Site icon Terrabayt

Sistemi Adlandır! Antroposenler & Kapitalosen Alternatifi


Antroposen çevrecilik alanında zamanımızın en mühim ve neredeyse en tehlikeli kavramı haline geldi. Tehlikeli olmasının nedeni, salt gezegenin içinde bulunduğu krizi çok yanlış anlaması değil gezegenin doğasında görülen süregiden “durum değişiklikleri”ni açıklarken bu değişikliklerin ardında yatan tarihi gizemlileştirmesi (Barnosky et al. 2012). Bu tehlikeyi en iyi antropojen kaynaklı küresel ısınma sözcükleri ifade ediyor. Elbette bu muazzam bir tahrif. Küresel ısınma soyut bir insanlığın, yani Antropos’un başarısı değil. Küresel ısınma sermayenin nihai başarısı. Küresel ısınma sermaye kaynaklı [kapitalojenik] (Street 2016).

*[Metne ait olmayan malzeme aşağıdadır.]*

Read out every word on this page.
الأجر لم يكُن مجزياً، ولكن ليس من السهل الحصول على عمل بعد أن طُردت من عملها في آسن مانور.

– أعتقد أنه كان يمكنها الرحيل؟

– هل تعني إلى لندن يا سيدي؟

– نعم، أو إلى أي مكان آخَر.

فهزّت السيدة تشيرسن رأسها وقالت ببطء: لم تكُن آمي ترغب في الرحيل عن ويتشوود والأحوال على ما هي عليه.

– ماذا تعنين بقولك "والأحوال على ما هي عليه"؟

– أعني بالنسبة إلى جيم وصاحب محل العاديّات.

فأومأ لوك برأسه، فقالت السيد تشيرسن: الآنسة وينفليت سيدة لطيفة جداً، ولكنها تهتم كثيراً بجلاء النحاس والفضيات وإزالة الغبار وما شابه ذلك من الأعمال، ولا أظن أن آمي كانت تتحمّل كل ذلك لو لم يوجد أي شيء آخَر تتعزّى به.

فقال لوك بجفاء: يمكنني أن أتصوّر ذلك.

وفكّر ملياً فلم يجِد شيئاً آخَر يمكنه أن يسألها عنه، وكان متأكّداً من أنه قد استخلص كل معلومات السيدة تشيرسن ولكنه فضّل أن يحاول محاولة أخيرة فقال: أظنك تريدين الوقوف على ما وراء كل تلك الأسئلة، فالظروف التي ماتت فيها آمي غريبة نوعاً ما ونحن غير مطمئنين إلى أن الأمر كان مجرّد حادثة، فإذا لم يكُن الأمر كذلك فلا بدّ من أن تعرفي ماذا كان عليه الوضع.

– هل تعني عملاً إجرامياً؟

Antroposen’in bunca popüler olmasının ardında etkileyici araştırmalardan çok daha fazlası var. Etkisi, öykü-anlatma gücünden ve insanlar ile yeryüzü-sistemini tek bir anlatıda birleştirme kapasitesinden kaynaklanıyor. Hem zayıf olduğu nokta hem de tahrif gücünün kaynağı ise yeryüzü-sistemi ile insanlığı tek bir anlatıda birleştirme şekli. Diyalektik olmadığından, bu birleştirme sibernetikçinin elinden çıkma: parçaların birliği, gezegeni şu anda içinde bulunduğu yok oluş haline sokan kurucu tarihsel ilişkileri birbirinden ayıran idealist bir birlik.

Küresel ısınma soyut bir insanlığın, yani Antropos’un başarısı değil. Küresel ısınma sermayenin nihai başarısı. Küresel ısınma sermaye kaynaklı [kapitalojenik] (Street 2016).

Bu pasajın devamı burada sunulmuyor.